Le magasin au centre des stratégies digitales des enseignes
Si le e-commerce retrouve une croissance comparable à celle d’avant la crise, force est de constater qu’il a changé de nature. Le magasin occupe en effet une place centrale dans les stratégies digitales des enseignes. Il est en fait devenu le pilier des stratégies omnicanales des distributeurs. Il sert ainsi de base logistique à la vente en ligne, et plus seulement pour soutenir le click & collect. Le point de vente, transformé en entrepôt, devient alors une base arrière pour la livraison à domicile. Un bon moyen de soutenir l’activité des réseaux d’indépendants dans l’alimentaire, le bricolage ou encore le sport. L’expertise des vendeurs et autres conseillers présents en magasin est aussi de plus en plus valorisée sur le web. Après le live shopping, qui rencontre un franc succès, la vente sur internet via téléphone, visio ou chat se développe également. Un axe retenu en particulier par les distributeurs traditionnels sur le marchés techniques (électronique grand public, électroménager…). Le
La valorisation du capital numérique, nouvelle source de rentabilité
L’acquisition d’audience et la collecte de données clients sont au cœur du modèle de la vente en ligne. Or, la valorisation du capital et des compétences numériques est susceptible de le faire évoluer dans la mesure où celle-ci ouvre de nouvelles sources de rentabilité. Emergent, le e-retail media (640 millions d’euros en 2021) permet lui de monétiser l’audience et des espaces publicitaires à des annonceurs.
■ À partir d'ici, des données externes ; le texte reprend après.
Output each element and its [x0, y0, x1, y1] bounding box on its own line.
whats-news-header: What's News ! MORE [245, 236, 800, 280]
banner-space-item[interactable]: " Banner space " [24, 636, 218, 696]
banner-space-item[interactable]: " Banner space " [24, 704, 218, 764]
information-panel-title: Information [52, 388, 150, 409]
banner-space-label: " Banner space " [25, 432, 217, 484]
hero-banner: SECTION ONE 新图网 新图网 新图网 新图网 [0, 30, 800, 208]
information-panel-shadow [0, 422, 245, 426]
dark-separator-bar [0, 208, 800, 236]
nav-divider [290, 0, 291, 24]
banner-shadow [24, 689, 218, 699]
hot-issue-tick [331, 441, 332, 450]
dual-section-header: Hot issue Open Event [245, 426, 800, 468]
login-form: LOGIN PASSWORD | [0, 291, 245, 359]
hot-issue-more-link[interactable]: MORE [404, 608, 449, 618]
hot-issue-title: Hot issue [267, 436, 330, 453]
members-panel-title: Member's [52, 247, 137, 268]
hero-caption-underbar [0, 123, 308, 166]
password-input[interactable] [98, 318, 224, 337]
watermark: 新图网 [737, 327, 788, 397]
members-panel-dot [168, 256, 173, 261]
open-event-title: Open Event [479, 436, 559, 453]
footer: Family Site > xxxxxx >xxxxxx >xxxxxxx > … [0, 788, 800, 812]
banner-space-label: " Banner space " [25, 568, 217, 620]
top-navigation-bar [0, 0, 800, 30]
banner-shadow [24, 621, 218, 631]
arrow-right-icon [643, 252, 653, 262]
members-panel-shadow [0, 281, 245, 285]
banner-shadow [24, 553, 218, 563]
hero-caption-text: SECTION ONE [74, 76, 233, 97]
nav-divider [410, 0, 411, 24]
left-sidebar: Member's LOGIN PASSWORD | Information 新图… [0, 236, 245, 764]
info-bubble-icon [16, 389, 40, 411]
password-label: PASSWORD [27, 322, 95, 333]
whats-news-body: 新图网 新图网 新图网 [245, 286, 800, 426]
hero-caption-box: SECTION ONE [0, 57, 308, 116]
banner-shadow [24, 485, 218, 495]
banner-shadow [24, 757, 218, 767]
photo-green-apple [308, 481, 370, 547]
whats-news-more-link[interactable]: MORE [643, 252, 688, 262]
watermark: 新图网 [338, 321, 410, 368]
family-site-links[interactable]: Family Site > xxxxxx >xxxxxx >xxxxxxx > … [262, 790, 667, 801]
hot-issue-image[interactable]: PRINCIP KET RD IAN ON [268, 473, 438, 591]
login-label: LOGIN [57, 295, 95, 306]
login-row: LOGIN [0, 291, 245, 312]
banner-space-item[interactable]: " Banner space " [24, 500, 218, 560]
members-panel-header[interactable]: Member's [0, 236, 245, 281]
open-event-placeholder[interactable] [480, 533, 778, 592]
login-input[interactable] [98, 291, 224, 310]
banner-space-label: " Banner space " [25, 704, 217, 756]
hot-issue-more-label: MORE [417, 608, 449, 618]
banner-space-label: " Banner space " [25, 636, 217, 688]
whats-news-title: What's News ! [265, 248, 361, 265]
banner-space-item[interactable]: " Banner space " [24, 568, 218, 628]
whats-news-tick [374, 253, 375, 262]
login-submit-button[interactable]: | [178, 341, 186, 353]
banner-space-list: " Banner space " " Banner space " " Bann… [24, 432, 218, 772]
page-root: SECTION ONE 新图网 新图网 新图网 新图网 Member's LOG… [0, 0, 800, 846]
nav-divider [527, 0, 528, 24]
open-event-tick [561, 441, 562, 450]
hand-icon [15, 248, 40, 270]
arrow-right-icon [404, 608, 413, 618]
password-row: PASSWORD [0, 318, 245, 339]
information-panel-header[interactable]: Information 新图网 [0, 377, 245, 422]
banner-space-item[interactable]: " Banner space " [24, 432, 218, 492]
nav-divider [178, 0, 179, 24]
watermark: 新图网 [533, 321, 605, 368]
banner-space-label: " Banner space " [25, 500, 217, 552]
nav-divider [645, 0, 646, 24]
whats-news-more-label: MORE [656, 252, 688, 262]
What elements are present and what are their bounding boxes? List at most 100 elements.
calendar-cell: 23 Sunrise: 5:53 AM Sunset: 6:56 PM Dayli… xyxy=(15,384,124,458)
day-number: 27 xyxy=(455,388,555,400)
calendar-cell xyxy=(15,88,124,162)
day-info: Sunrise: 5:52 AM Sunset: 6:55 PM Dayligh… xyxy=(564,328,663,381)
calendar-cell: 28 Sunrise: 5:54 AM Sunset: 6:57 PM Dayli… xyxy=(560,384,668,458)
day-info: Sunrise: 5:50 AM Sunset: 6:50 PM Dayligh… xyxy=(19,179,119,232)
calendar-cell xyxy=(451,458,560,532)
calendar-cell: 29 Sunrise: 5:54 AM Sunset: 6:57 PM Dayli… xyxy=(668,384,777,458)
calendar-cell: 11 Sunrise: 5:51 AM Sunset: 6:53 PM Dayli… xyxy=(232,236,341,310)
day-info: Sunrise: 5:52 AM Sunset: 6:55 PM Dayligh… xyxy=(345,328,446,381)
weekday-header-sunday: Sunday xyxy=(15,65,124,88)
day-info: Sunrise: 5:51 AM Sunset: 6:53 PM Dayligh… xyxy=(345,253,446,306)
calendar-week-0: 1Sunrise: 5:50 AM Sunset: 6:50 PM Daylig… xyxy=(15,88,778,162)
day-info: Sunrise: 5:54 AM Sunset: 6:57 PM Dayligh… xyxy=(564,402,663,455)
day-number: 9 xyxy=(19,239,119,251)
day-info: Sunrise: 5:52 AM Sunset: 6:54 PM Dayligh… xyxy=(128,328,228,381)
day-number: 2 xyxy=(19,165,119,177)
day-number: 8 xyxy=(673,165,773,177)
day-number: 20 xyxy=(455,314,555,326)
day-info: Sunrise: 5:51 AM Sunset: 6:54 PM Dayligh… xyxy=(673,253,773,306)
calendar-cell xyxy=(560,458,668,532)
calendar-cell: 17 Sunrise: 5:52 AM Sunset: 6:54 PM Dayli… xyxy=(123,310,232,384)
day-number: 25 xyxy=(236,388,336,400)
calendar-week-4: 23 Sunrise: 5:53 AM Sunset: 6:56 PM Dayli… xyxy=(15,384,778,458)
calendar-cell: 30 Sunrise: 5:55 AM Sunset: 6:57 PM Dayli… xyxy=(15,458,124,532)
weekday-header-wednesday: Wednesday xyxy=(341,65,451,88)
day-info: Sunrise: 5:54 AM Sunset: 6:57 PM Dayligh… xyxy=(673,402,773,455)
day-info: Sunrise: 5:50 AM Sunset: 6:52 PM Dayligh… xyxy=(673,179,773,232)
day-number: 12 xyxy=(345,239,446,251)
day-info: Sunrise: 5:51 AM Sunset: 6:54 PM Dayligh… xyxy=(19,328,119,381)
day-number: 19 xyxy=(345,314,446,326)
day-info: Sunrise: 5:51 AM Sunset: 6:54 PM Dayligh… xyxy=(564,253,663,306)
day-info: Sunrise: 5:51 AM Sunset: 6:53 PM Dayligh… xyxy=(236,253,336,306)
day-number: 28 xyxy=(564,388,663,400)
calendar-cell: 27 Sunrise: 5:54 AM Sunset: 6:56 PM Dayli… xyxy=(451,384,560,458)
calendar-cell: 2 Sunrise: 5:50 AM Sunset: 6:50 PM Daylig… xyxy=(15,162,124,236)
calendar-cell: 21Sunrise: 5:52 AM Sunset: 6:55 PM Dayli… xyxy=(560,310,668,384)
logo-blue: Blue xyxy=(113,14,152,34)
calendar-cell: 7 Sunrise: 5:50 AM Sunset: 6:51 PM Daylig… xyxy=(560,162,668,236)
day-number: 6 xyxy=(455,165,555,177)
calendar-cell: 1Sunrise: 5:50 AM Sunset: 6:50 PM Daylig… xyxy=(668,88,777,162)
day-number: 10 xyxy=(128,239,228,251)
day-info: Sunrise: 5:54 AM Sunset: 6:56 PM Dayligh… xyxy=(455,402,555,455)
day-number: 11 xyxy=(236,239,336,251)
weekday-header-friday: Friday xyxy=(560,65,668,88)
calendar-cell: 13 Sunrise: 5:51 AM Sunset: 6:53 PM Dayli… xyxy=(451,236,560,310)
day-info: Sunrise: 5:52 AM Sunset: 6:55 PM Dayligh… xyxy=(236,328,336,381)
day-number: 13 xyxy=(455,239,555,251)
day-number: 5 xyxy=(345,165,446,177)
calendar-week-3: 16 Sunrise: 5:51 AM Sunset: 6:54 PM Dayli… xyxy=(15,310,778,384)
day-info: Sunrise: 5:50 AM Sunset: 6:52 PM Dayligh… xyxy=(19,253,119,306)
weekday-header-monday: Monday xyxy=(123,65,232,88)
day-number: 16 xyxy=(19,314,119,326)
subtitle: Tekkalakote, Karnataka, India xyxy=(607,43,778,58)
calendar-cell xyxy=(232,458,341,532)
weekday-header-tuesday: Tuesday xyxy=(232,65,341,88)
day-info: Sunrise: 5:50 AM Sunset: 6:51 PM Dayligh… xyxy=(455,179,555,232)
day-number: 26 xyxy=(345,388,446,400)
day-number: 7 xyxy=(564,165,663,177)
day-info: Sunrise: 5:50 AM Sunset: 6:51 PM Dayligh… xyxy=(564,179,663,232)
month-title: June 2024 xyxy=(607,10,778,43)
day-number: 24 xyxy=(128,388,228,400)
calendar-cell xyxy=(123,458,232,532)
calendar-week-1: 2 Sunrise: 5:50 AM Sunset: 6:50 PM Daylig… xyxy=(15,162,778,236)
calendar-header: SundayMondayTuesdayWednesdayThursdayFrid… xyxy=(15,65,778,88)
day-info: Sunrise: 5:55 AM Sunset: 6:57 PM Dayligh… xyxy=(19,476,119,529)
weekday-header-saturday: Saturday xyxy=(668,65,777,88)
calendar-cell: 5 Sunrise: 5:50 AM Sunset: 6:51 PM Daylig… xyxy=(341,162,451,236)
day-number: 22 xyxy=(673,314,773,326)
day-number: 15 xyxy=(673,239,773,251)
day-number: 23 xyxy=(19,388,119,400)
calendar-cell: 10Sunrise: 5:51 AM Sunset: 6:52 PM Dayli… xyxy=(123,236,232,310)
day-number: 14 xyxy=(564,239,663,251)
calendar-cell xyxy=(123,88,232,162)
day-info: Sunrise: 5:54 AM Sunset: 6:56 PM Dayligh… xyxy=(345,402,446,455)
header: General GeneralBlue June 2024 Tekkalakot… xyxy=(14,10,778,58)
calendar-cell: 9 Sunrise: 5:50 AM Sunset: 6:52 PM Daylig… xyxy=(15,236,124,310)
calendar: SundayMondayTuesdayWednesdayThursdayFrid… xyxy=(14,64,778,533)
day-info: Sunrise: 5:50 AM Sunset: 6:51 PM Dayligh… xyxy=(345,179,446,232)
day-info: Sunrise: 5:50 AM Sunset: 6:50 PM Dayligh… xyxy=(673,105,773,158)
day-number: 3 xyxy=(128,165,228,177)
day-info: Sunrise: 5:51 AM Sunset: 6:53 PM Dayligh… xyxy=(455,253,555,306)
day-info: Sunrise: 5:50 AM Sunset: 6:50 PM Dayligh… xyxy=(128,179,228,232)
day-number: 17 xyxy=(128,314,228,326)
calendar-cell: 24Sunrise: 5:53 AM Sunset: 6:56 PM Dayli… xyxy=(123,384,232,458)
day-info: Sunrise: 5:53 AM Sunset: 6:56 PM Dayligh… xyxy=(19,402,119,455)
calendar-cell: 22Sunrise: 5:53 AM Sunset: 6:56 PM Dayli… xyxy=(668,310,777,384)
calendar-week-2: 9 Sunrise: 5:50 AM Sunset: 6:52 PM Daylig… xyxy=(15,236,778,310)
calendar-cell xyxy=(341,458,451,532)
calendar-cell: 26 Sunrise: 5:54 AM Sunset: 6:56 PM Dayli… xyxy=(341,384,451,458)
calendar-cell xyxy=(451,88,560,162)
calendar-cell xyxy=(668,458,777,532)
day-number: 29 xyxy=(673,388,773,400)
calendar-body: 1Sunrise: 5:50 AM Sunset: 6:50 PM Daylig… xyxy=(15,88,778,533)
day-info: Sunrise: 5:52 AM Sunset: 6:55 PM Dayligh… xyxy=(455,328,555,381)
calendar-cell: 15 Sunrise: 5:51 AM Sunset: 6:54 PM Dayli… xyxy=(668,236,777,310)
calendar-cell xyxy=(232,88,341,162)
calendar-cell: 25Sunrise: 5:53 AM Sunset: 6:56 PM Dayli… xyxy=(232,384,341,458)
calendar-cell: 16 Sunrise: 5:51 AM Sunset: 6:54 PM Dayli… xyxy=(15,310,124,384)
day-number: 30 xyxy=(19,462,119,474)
Les atouts des distributeurs (comme l’accès à une masse colossale de données clients et une gamme variée d’espaces publicitaires) sont désormais mis en avant via des régies publicitaires internes et des départements data de plus en plus structurés et puissants. Les enseignes misent alors sur le développement de nouveaux formats publicitaires (comme le live shopping) et le lancement de plateformes de publicité en libre-service afin que les annonceurs puissent programmer et gérer eux-mêmes leurs campagnes digitales. Aujourd’hui, une vingtaine de distributeurs traditionnels se sont dotés de leur propre régie. Une tendance qui devrait faire tâche d’huile, compte tenu des opportunités de croissance et de revenus du marché du e-retail media.
Les alliances, une révolution culturelle
Peu enclins aux alliances stratégiques dans le domaine du digital, les distributeurs les envisagent désormais sérieusement pour réussir leur transformation numérique face au durcissement du jeu concurrentiel. Les alliances commerciales sont également possibles, comme celle entre Sephora et Zalando. L’intermédiation de la relation client et, avec elle, la capture de la donnée, de la connaissance et d’une partie de la marge, est toutefois le risque majeur de ces logiques partenariales.